Maling Khas Madura


Oleh: Moh. Tamimi

Kamu masih ingat tidak, lagu Trio Macan, itu loh yang personelnya kayak macan beneran, bajunya, tentang maling. "Maling kau maling kau maling, jangan teriak maling, bila kau maling, jangan berisik." ingat kaan? yaelah, masah gak ingat, itu kan lagu yang sering kamu nyanyikan di kamar mandi sambil jingkrak-jingkrak.

Kira-kira, malingnya siapa yaa? orang Madura bukan ya? yang dicuri apa ya? kalau yang dicuri sapi, kemungkinan besar itu orang Madura. Akan tetapi, kalau yang dicuri adalah hati loe, yaa gue lah itu orangnya. Siapa lagi yang sok ganteng di sini kalau bukan gue, Tamimi ini. Toh gak orang lain di sini kucuali you and me.

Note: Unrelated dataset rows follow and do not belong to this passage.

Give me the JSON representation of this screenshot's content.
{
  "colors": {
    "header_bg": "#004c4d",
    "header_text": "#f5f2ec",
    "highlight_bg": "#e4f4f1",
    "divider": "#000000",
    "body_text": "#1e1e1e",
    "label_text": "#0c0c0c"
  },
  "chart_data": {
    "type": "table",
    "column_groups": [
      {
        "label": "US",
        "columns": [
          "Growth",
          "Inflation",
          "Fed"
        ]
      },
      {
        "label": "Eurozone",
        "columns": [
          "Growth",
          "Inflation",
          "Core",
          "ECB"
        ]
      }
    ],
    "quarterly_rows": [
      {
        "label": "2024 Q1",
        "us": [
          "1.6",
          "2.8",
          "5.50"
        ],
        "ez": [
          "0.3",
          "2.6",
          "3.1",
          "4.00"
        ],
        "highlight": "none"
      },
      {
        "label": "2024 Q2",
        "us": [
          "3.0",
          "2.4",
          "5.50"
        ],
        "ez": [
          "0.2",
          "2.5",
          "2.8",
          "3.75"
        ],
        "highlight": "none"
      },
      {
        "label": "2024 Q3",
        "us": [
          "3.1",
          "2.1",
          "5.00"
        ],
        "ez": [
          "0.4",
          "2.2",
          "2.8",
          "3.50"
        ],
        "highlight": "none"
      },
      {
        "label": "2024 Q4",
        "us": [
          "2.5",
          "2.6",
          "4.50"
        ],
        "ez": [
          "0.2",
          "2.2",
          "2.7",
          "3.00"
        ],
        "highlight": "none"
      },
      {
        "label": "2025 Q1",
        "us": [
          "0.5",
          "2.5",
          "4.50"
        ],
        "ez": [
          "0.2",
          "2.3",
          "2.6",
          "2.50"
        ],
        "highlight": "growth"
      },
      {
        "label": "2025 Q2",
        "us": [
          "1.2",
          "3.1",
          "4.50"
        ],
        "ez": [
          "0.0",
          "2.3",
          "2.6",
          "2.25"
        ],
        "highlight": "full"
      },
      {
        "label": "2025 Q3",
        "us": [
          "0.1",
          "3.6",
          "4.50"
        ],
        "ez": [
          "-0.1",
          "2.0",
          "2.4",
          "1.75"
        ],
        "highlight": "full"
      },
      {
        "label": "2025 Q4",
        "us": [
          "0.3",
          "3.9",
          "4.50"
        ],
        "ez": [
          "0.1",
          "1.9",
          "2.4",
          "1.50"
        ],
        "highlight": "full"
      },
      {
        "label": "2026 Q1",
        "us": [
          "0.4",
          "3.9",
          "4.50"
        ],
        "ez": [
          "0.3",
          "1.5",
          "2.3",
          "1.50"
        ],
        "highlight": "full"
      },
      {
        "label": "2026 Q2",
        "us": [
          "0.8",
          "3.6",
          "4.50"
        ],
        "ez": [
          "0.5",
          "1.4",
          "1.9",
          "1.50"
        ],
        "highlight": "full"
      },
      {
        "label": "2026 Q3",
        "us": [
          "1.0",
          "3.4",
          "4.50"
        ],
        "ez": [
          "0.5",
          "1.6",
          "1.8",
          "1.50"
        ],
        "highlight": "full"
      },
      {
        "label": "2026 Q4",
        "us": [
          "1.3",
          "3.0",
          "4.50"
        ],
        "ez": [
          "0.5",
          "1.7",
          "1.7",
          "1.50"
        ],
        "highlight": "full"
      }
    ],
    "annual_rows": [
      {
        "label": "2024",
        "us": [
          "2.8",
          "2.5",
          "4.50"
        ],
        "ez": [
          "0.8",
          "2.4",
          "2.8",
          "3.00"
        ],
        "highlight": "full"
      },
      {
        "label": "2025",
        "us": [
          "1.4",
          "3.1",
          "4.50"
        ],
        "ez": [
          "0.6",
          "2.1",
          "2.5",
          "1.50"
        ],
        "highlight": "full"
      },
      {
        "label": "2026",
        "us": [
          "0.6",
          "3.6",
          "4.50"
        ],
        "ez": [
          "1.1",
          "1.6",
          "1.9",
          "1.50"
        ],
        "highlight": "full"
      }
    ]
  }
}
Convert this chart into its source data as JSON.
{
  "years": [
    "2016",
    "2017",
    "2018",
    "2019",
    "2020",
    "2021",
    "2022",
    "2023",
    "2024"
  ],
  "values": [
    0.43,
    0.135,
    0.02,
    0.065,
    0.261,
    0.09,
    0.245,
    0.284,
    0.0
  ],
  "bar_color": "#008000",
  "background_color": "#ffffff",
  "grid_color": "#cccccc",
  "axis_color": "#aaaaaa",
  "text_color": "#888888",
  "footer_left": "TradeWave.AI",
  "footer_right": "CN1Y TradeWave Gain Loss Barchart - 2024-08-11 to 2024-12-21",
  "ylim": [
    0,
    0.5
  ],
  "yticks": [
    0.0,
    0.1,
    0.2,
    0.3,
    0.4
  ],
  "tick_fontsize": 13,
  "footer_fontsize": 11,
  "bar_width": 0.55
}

Entar dulu, saya kok penasaran dengan maling itu ya? Kalau maling yang sering mencuri uang di senayan itu, saya gak mau tanya lagi, terlalu banyak vrooh. Kalau seandainya Khalifah Harun Ar-Rasyid bertanya lebih banyak mana antara bintang di langit dan ikan di lautan ke Abu Nawas, maka dalam konteks kekinian kira-kira begini pertanyaannya, "mana lebih banyak antara maling sapi di desa dengan maling uang di kota?" Seandainya saya Abu Nawas, maka saya tak akan ragu menjawab, "maling uang di Jakarta karena sudah ditangkap setiap hari tak habis-habis."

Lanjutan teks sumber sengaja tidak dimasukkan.